Kiedy zakwitną piwonie
Od iluś już dni w mieście mamy potworny smog, ale na weekendzie była taka piękna pogoda, świeciło pięknie słońce. W sobotę mimo widocznej gołym okiem zawiesiny udaliśmy się ze znajomymi na Kopiec Piłsudskiego i spacer po zimowym lesie niedaleko zoo. Rzadko mamy okazję razem się gdzieś wybrać, więc staraliśmy się ignorować śmierdzące powietrze. Widzieliśmy sowy w wolierach. Siedziały sobie w takiej pół-drzemce. A z Kopca oglądaliśmy jeden wielki smog, który rozciągał się w każdą stronę poza miastem i spowijał wszystko niczym bardzo gęsta brudna mgła.


W zeszłym roku wiosną miałam sporą przerwę we wrzucaniu zdjęć do wątku, bo się trochę spraw pokomplikowało i czasu zabrakło. (Sporo zamieszała choroba mojej mamy, która wtedy u nas była.

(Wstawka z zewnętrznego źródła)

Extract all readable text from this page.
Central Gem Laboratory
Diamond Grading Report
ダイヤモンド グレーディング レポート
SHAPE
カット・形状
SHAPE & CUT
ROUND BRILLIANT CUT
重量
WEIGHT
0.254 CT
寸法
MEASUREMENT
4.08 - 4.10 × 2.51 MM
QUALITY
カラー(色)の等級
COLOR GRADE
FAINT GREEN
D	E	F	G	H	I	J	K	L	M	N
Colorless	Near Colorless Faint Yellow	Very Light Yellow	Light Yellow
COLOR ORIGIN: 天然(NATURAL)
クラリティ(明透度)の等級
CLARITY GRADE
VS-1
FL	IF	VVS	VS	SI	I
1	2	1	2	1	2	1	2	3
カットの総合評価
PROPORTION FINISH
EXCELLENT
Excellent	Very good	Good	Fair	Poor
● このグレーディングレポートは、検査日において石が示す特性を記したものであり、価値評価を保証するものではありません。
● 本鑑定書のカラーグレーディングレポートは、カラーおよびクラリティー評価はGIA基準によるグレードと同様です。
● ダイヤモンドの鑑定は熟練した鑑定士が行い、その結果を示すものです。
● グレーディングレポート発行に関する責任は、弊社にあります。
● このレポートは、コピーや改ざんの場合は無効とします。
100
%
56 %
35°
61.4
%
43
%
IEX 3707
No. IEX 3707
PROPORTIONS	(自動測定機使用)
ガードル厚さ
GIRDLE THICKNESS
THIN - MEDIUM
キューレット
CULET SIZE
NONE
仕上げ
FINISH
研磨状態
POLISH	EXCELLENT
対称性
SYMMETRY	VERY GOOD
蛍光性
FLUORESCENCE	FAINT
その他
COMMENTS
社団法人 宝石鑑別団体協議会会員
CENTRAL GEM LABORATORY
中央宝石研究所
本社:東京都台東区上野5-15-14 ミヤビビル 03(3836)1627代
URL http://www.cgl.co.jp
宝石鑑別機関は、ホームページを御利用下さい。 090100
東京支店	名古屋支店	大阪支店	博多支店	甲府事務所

Na szczęście wszystko w miarę dobrze się skończyło.) No to sobie teraz te zdjęcia wkleję w ramach przywoływania wiosny. oczko

Tutaj Tosiek, który kokosił się w naszym piasku używanym do rozluźniania podłoża przed sadzeniem.







Czy ktoś wie, jak się nazywają dzikie pszczoły w takich jakby jasnych włochatych "kamizelkach"?



Ubiorek wiecznie zielony. (Później w lecie gąsienice go obżarły.)